Contre l'escalade sécuritaire, Saint-Denis s'organise

Naissance d'un collectif contre les violences policières face au virage sécuritaire du maire, Mathieu Hanotin

La répression violente du mouvement social contre les retraites a refait surgir le spectre des violences policières. Une fois n'est pas coutume, le sujet a été rapidement repris sur les grandes chaines de télévision. Mais il est bon de se rappeler que ces violences existent au quotidien, moins visibles. Troisième volet de cette série sur les politiques publiques, avec les politiques sécuritaires en ligne de mire.

Le 4 février 2023, première action symbolique du collectif "Stop violences policières Saint-Denis" - © Reflets

La réunion a lieu dans la salle du Pont Commun. Devant la porte, un homme garde un œil sur les alentours, on n'est jamais trop prudent. Les journalistes patientent quelques minutes le temps que les débats touchent à leur fin. Puis la réunion bascule sur l'organisation de l'action d'aujourd'hui. Téléphones portables non conseillés, point éventuels de repli en cas de charge, présentation des observateurs et des médias... la tension monte d'un cran. Dernier café et le groupe se dirige vers le commissariat tout proche. Quelques minutes d'attentes sur le trottoir d'en face puis tout le monde traverse la rue pour se positionner devant les portes du bâtiment. Une prise de parole a lieu, puis tout le monde brandit des affichettes distribuées un peu plus tôt. Sur celles-ci, des photos, chacune faisant référence à un cas de violence policière survenu récemment. Puis le groupe décide que cela suffit et quitte les lieux sans avoir vu l'ombre d'un képi. Une action symbolique, la première du nouveau collectif « Stop violences policières Saint-Denis », en cours de création.
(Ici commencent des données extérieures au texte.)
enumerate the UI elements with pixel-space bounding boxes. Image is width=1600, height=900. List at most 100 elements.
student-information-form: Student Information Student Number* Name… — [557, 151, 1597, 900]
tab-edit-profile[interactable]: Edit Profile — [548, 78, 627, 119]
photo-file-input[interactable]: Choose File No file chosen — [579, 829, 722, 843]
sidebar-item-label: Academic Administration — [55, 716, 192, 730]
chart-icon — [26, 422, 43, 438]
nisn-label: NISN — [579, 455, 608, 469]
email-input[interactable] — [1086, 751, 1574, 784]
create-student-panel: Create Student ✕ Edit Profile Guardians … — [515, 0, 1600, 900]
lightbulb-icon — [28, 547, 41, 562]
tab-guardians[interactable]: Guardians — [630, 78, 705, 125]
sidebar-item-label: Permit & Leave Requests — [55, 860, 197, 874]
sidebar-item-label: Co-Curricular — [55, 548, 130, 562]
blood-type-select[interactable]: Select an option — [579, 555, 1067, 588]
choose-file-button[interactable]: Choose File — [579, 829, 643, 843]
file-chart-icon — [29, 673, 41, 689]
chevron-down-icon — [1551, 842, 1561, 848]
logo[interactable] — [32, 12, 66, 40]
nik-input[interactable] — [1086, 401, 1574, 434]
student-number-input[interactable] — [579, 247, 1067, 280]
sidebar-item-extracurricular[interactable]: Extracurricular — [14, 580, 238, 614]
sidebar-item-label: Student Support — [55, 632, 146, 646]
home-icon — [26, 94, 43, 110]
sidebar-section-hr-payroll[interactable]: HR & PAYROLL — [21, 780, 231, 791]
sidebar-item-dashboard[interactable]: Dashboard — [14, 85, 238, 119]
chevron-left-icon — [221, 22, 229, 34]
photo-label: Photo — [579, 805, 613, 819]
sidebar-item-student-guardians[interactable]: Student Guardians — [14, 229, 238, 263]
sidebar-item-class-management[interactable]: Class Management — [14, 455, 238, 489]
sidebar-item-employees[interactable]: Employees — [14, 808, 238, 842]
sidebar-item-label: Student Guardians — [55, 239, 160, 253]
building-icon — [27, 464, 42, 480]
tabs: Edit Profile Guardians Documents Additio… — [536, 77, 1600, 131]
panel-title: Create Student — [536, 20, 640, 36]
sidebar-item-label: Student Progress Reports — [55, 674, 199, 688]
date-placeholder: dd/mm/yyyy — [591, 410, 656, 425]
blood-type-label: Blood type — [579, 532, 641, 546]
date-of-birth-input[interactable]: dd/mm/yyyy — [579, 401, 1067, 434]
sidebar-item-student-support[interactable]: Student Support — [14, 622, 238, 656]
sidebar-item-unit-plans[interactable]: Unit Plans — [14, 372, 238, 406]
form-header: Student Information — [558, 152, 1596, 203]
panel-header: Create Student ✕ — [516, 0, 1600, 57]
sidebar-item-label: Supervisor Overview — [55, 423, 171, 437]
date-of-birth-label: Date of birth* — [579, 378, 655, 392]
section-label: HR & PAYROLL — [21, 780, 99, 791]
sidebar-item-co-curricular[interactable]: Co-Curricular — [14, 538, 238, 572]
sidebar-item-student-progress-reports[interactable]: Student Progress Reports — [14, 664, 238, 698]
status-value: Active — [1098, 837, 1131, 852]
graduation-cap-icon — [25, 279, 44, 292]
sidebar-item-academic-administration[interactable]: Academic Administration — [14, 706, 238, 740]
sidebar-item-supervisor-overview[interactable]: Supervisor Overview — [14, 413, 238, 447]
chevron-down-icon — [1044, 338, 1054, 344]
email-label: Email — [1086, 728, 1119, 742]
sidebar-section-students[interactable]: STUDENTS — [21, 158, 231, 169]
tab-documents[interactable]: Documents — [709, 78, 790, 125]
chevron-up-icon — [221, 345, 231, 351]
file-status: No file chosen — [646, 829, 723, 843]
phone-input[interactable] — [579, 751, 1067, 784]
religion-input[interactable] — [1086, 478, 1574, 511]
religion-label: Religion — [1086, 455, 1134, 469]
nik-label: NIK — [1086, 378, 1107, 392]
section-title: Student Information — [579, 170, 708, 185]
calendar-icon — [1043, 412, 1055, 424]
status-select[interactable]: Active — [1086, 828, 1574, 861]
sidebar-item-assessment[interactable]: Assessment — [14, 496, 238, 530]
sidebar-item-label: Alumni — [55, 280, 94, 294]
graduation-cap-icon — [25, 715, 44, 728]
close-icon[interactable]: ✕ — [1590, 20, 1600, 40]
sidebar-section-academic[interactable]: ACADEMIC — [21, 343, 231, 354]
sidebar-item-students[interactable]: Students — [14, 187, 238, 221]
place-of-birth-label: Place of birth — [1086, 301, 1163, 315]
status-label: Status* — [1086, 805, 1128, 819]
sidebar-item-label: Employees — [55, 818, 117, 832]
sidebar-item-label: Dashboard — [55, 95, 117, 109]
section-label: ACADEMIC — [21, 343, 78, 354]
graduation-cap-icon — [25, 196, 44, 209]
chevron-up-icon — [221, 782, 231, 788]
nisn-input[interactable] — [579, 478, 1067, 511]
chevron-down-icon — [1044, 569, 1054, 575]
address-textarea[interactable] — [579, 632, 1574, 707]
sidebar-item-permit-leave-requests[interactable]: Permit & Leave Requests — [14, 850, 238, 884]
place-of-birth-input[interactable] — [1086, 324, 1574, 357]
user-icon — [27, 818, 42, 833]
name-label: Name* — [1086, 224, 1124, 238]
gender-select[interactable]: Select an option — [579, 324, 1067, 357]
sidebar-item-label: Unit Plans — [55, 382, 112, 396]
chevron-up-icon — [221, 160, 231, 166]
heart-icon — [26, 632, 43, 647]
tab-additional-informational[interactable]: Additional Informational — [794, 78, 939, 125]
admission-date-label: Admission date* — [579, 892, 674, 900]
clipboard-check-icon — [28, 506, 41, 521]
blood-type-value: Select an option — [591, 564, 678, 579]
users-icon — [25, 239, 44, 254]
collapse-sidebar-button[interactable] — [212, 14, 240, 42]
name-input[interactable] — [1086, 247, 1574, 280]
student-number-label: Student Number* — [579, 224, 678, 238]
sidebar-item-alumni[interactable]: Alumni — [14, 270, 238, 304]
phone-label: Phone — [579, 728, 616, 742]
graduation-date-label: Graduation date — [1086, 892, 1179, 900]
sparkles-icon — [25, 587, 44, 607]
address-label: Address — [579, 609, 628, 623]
Le problème de violences policières en Seine-Saint-Denis n'est pas nouveau. Déjà, en mai 2019, une affaire défraie la chronique. Sur une vidéo qui émerge, la CSI 93 (« Compagnie de Sécurisation et d'Intervention ») est filmée déposant un sac de cannabis près d'un jeune avant de l'interpeller. Devant ses protestations, les coups pleuvent. Un badaud qui filmait la scène est également violenté puis embarqué, son téléphone détruit. Ils sont sauvés par la caméra d'une épicerie qui a intégralement filmée la scène. Durant le confinement, la Seine-Saint-Denis tient le haut de l'affiche : 10% des amendes distribuées en France le premier jour, assorties de vidéos de violences des forces de l'ordre. Le 29 juin 2020, six membres de la CSI 93 sont finalement interpellés. Suite à l'affaire de 2019, des investigations ont été lancées avec la mise sur écoute des vestiaires et des voitures de l'unité. L'enquête aboutit à la découverte de drogue cachée sur le parking de la compagnie et sur le lancement d'une vingtaine de procédures judiciaires. Le 2 juillet, le préfet Lallement est contraint d'en prononcer la dissolution. Mais trois mois plus tard, Médiapart révèle qu'elle a encore été utilisée pendant le couvre-feu. Quelques jours plus tard, le journal réitère et dévoile l'ampleur des violences commises dans une autre arrestation et les manœuvres pour les dissimuler. Qu'à cela ne tienne, le 21 novembre, Didier Lallement annonce que l'unité va être simplement réformée et repassée sous l'autorité de la CSI de Paris. Son ancien patron est promu à la direction de la fameuse BARV-M. Les procédures, elles, courent encore jusqu'à aujourd'hui.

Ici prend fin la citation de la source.